On May 4, Musk replied to a user who asked if Twitter would continue to remain free, saying that it will always be free for casual users, but may charge a “slight cost to commercial/government users.”
Musk said at a Financial Times conference on May 10 that he would reverse Twitter’s ban on former US President Donald Trump—another major indication of his intentions to reverse major Twitter policies.
But on May 14, Musk put the deal temporarily on hold, stating that he would need full details of the prevalence of spam/fake accounts on the platform. He added that his team would conduct a random sampling of 100 followers of Twitter’s own account, and urged users to do the same. This is an extension of Musk’s tweet from April 22 which said, “If our Twitter bid succeeds, we will defeat the spam bots or die trying! And authenticate all real humans.”
The following weeks saw friction between Musk and Twitter grow. Musk had second thoughts about the deal and accused Twitter of not complying with his requests for information on spam accounts. Agrawal too took to his social handle to express Twitter’s views on the subject, including details like how the site suspends “over half a million spam accounts every day, usually before any of you even see them on Twitter”.
The growing feud resulted in Musk terminating the deal on July 8, owing to Twitter’s failure to disclose vital information related to spam accounts on the platform in response to Musk’s repeated requests.
On July 12, Twitter sued Musk for violating the deal and asked the Delaware Court of Chancery to complete the merger at the agreed terms and expressed its commitment to ensuring the deal goes through.
Twitter reported a 1% decline in revenue to $1.2 billion in the April-June quarter and blamed the drop on the uncertainty caused by the takeover, among other reasons.
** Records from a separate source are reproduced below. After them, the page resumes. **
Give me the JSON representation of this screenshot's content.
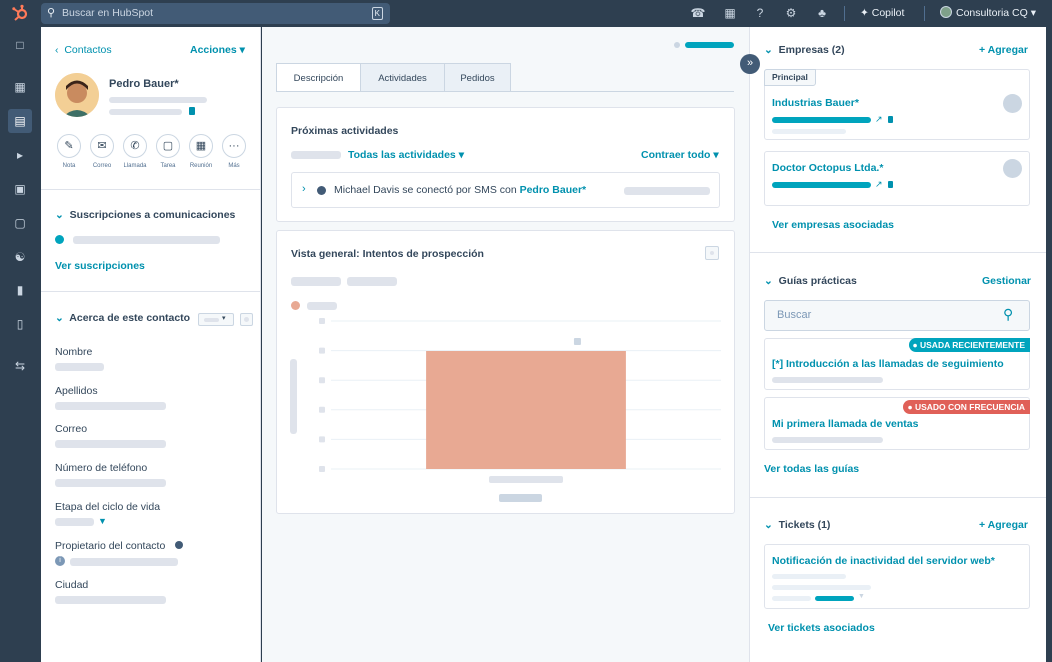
{
  "topbar": {
    "search_placeholder": "Buscar en HubSpot",
    "search_shortcut": "K",
    "copilot_label": "Copilot",
    "account_label": "Consultoria CQ"
  },
  "contact": {
    "back_label": "Contactos",
    "actions_label": "Acciones",
    "name": "Pedro Bauer*",
    "action_buttons": [
      "Nota",
      "Correo",
      "Llamada",
      "Tarea",
      "Reunión",
      "Más"
    ]
  },
  "subscriptions": {
    "title": "Suscripciones a comunicaciones",
    "link": "Ver suscripciones"
  },
  "about": {
    "title": "Acerca de este contacto",
    "fields": [
      "Nombre",
      "Apellidos",
      "Correo",
      "Número de teléfono",
      "Etapa del ciclo de vida",
      "Propietario del contacto",
      "Ciudad"
    ]
  },
  "tabs": [
    "Descripción",
    "Actividades",
    "Pedidos"
  ],
  "upcoming": {
    "title": "Próximas actividades",
    "filter": "Todas las actividades",
    "collapse": "Contraer todo",
    "activity_prefix": "Michael Davis se conectó por SMS con",
    "activity_contact": "Pedro Bauer*"
  },
  "overview": {
    "title": "Vista general: Intentos de prospección"
  },
  "chart_data": {
    "type": "bar",
    "title": "",
    "xlabel": "",
    "ylabel": "",
    "categories": [
      ""
    ],
    "series": [
      {
        "values": [
          1
        ]
      }
    ],
    "colors": [
      "#e8a993"
    ]
  },
  "companies": {
    "title": "Empresas (2)",
    "add_label": "Agregar",
    "primary_tag": "Principal",
    "items": [
      "Industrias Bauer*",
      "Doctor Octopus Ltda.*"
    ],
    "link": "Ver empresas asociadas"
  },
  "guides": {
    "title": "Guías prácticas",
    "manage": "Gestionar",
    "search_placeholder": "Buscar",
    "items": [
      {
        "badge": "USADA RECIENTEMENTE",
        "title": "[*] Introducción a las llamadas de seguimiento"
      },
      {
        "badge": "USADO CON FRECUENCIA",
        "title": "Mi primera llamada de ventas"
      }
    ],
    "link": "Ver todas las guías"
  },
  "tickets": {
    "title": "Tickets (1)",
    "add_label": "Agregar",
    "item": "Notificación de inactividad del servidor web*",
    "link": "Ver tickets asociados"
  },
  "colors": {
    "accent": "#0091ae",
    "dark_nav": "#2e3f50",
    "bar": "#e8a993",
    "badge_teal": "#00a4bd",
    "badge_red": "#e06058"
  }
}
Later in the month, Musk retaliated with a countersuit against Twitter, alleging that the company committed fraud, breach of contract, and violation of a securities law in Texas.
The Delaware court said that the legal dispute will go to trial in October 2022.
Hereafter, Musk made multiple attempts to delay the deal. Towards the end of August, he sent a second notice to Twitter stating that the Washington Post’s report on a Twitter whistleblower’s allegations regarding lax security practices and the actual number of bot accounts is likely to further negatively impact the acquisition.
On September 10, Musk sent a third notice regarding severance payments of over $7 million made to the whistleblower. He also proposed a new timeline that would push the week-long trial to late November. However, the court rejected the appeal stating that any further delay would harm Twitter.
Surprisingly, Musk agreed to buy Twitter on October 4 just days before he was set to be interviewed under oath by Twitter’s lawyers. The court eventually gave both parties until 5 pm on October 28 to complete the deal.
Over the next few days, Musk made dramatic moves. A Washington Post report suggested that Musk was planning to lay off as much as 75% of Twitter’s workforce. Musk later visited the Twitter headquarters carrying a porcelain sink and reportedly informed employees that he does not plan to let go of 75% of staff.
Finally, on October 28, Twitter confirmed in an SEC filing that the merger between a Musk-owned entity and Twitter Inc was complete at the original price of $44 billion ($54.20 per share).
After taking ownership of the social media company, Musk’s opening move was to fire some of the firm’s top executives, including CEO Parag Agrawal; CFO Ned Segal; legal, policy and trust chief Vijaya Gadde; and General Counsel Sean Edgett, the New York Times reported.